In 1924, he issued a report on excessive infant mortality that cost him nearly a year exile in Curaçao. Moreover, as a biologist, Luis Razetti disclosed essential tasks, since, together with Vicente Marcano, David Lobo, Elías Toro and Guillermo Delgado Palacios, he was part of the first waves of biological positivism in Venezuela. In 1904, he held an intense debate about the legitimacy of the doctrine of descent, which sparked backlash from some members of the scientific community and especially Dr. José Gregorio Hernández. La Doctrina de la Descendencia (The Doctrine of Descent, 1906) and ¿Que es la Vida? (What is Life?, 1907) are books he wrote as a result of this controversy.
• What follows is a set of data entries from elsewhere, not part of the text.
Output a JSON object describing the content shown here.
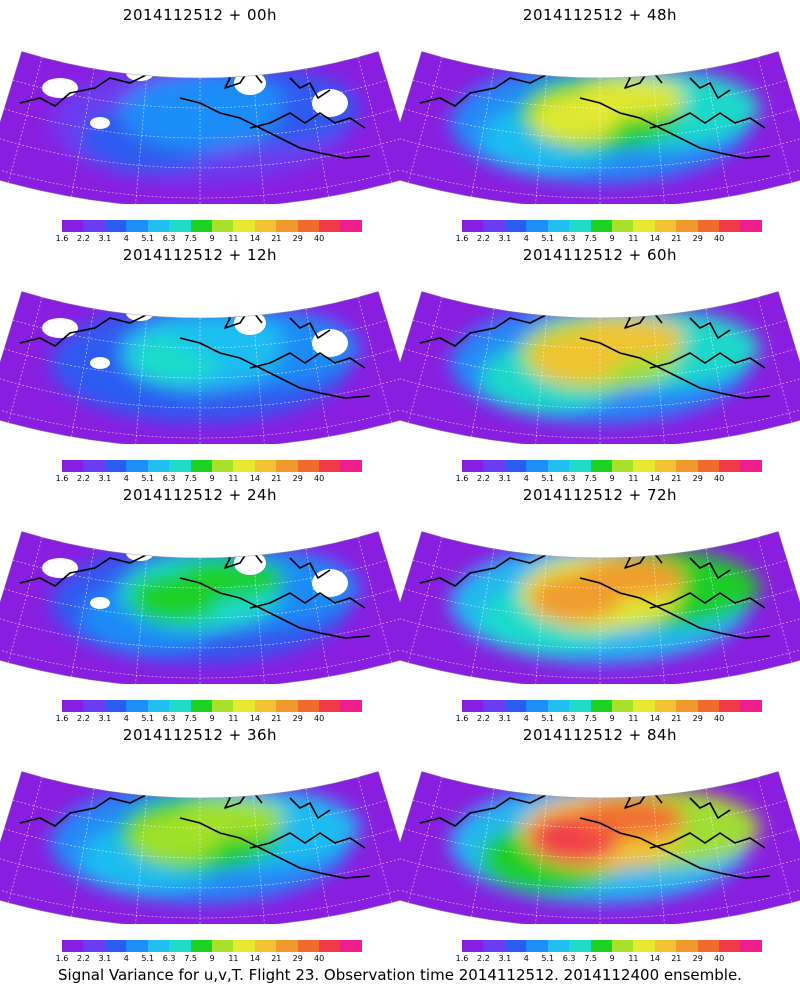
{
  "figure": {
    "caption": "Signal Variance for u,v,T. Flight 23. Observation time 2014112512. 2014112400 ensemble."
  },
  "colorbar": {
    "labels": [
      "1.6",
      "2.2",
      "3.1",
      "4",
      "5.1",
      "6.3",
      "7.5",
      "9",
      "11",
      "14",
      "21",
      "29",
      "40"
    ],
    "colors": [
      "#8a1ee0",
      "#6a3cf0",
      "#2a5cf0",
      "#1e8ef8",
      "#20bff0",
      "#1edcc8",
      "#20d020",
      "#a6e02a",
      "#e8e830",
      "#f2c234",
      "#f09a2e",
      "#f06a30",
      "#f03a4a",
      "#f01e8c"
    ]
  },
  "panels": [
    {
      "title": "2014112512 + 00h",
      "lead": "00h",
      "intensity": 0.25,
      "missing_patches": true
    },
    {
      "title": "2014112512 + 48h",
      "lead": "48h",
      "intensity": 0.62,
      "missing_patches": false
    },
    {
      "title": "2014112512 + 12h",
      "lead": "12h",
      "intensity": 0.35,
      "missing_patches": true
    },
    {
      "title": "2014112512 + 60h",
      "lead": "60h",
      "intensity": 0.7,
      "missing_patches": false
    },
    {
      "title": "2014112512 + 24h",
      "lead": "24h",
      "intensity": 0.45,
      "missing_patches": true
    },
    {
      "title": "2014112512 + 72h",
      "lead": "72h",
      "intensity": 0.8,
      "missing_patches": false
    },
    {
      "title": "2014112512 + 36h",
      "lead": "36h",
      "intensity": 0.55,
      "missing_patches": false
    },
    {
      "title": "2014112512 + 84h",
      "lead": "84h",
      "intensity": 0.9,
      "missing_patches": false
    }
  ]
}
Perhaps he was, in that sense, the most controversial and edgy of Venezuelan doctors. His name is also synonymous with the Code of Medical Ethics, published in 1928, which had a continental impact. The Cancer Institute of Caracas was named in his honor. His publications, including Manual del antialcoholismo (The Temperance Crusade Manual) and Higiene social, La cruzada moderna (Social Health: The Modern Crusade, 1907), testify to his pioneering role.